At precisely 7:32 PM on June 25th, 2012, God died. There was elation in the streets and across the globe. People everywhere began preparing for what would become “The Month We All Don’t Remember but Were Really Happy During, We Think”. ThunderLilly’s followers (basically everyone, even yours truly) celebrated the death of divinity and the bright future of a world free from all entities that claimed infallibility. It was the greatest month of our lives. I personally experienced my first, second, and third electric lettuce cigarette and made passionate love in one of the countless passionate love piles. (I also tried a bit of the no eye-contact fuck pile but that wasn’t really for me). I personally witnessed ThunderLilly enter a hate-fucking pile with a very nervous-looking man who was sweating and holding a hat.
After a month of celebration, the last known sighting of the Thundernader was spotted above ThunderLilly’s birthplace of Fremont, Nebraska. Investigators are still looking for more information but at ground zero of the tornado a very big and very odd creature with horse legs, wings, a scorpion tail, and lots of hair was found dead along with an old man holding what appeared to be the very last bible in existence.
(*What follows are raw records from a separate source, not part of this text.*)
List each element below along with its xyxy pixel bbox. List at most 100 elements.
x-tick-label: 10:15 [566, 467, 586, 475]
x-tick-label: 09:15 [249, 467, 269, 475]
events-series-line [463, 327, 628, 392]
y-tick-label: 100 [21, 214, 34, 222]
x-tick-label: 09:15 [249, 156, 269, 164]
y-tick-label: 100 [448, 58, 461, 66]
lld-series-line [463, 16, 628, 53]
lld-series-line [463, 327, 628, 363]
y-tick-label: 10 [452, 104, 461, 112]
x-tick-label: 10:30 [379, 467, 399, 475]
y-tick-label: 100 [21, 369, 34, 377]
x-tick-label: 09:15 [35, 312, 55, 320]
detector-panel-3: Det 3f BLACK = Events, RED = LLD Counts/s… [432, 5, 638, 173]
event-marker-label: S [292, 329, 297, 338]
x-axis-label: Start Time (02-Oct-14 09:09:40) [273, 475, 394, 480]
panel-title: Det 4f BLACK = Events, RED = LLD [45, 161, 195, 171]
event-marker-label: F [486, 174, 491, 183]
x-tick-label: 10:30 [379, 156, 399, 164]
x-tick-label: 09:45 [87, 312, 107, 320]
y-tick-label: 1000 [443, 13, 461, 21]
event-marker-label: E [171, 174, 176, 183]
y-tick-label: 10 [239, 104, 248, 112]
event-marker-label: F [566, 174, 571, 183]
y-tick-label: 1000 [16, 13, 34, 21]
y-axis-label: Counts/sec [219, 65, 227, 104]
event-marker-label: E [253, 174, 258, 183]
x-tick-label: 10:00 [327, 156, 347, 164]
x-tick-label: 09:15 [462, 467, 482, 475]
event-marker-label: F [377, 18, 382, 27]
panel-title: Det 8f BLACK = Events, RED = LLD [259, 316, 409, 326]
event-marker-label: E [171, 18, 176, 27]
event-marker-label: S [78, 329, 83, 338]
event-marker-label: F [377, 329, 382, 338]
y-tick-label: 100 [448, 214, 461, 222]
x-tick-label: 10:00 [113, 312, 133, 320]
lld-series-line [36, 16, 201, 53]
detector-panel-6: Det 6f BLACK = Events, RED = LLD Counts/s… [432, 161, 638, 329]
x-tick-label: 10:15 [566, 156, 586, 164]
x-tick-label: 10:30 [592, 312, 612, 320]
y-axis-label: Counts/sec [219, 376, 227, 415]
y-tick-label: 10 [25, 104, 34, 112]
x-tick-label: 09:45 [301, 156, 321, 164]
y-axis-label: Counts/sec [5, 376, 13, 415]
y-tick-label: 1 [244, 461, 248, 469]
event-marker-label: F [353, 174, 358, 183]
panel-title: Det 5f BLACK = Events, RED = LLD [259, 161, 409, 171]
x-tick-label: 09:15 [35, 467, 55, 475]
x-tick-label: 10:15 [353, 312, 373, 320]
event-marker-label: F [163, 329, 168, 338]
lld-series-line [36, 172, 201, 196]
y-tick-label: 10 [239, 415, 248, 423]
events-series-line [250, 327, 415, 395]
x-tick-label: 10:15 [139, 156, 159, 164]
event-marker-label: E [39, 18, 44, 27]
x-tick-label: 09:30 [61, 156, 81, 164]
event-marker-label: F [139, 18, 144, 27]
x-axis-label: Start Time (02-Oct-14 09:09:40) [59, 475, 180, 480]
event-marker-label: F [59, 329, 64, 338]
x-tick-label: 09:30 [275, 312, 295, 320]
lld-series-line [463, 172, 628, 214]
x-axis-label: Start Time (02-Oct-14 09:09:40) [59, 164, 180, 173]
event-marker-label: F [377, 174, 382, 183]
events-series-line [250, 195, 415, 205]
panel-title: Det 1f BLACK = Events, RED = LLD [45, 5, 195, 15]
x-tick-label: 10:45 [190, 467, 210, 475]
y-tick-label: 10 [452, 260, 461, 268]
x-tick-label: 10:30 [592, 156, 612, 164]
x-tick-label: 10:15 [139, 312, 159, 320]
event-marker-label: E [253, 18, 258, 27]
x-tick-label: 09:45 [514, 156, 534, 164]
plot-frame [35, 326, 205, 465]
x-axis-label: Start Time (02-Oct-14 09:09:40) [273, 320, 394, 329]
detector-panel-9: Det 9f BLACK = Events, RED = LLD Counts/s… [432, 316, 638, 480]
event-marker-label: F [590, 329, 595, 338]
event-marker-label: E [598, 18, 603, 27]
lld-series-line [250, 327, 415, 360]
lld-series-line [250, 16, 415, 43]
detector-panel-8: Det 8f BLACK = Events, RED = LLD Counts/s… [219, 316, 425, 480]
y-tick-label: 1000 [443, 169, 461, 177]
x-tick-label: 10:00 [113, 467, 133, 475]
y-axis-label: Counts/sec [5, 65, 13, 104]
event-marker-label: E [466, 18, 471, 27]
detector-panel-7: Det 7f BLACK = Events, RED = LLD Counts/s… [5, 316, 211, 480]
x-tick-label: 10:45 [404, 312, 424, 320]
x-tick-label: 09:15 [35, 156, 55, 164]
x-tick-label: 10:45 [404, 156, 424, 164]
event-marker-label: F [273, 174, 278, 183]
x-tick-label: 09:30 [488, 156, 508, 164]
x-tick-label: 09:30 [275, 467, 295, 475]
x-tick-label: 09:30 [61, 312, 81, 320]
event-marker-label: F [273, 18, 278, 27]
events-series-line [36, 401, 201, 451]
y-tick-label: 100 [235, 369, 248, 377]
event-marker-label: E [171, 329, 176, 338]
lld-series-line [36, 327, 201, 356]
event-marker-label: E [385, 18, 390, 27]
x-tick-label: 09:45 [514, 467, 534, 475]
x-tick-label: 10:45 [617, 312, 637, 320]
Local reports claim a loud verbal altercation happened between the old man and Lilly, with the old man repeatedly yelling bigoted slurs while pointing his finger at Thunder, the bible, and an open garage door. The yelling intensified with Thunder becoming irate and turning the man's garage into a tree, which then began bleeding and bulging and sprouting what would become wings. Lilly was unaware of the tree’s transformation as they kept attempting to invalidate whatever nonsense the man was vocalizing. At 9:23 pm on July 25th, the creature, formally known as the tree that was formerly a bigot’s garage, began striking ThunderLilly Thompson with its stinger. A visibly overwhelmed Lilly tried pushing the creature away while also trying to keep the bigot safe from it. The creature attacked again and mortally wounded them. As they laid dying on the pavement, the familiar crackle of fire and wind exploded out of them, burning both the creature and the old bigot to death. The last time anyone saw Lilly, they were being gently lifted off the ground by an unknown figure wearing what appeared to be an astronaut's helmet and held lovingly as the tornado brought them into the sky for the last time.
ThunderLilly Thompson is survived by their parents Dave and Shelli Thompson, their daughter Kat Thompson, their partner Larry, their cat (Kat), their rats (Merle, Squee, Turbo), their salamander (Jericho), their gecko (Snizhammer) and the grateful residents of Earth 27456CB42Q.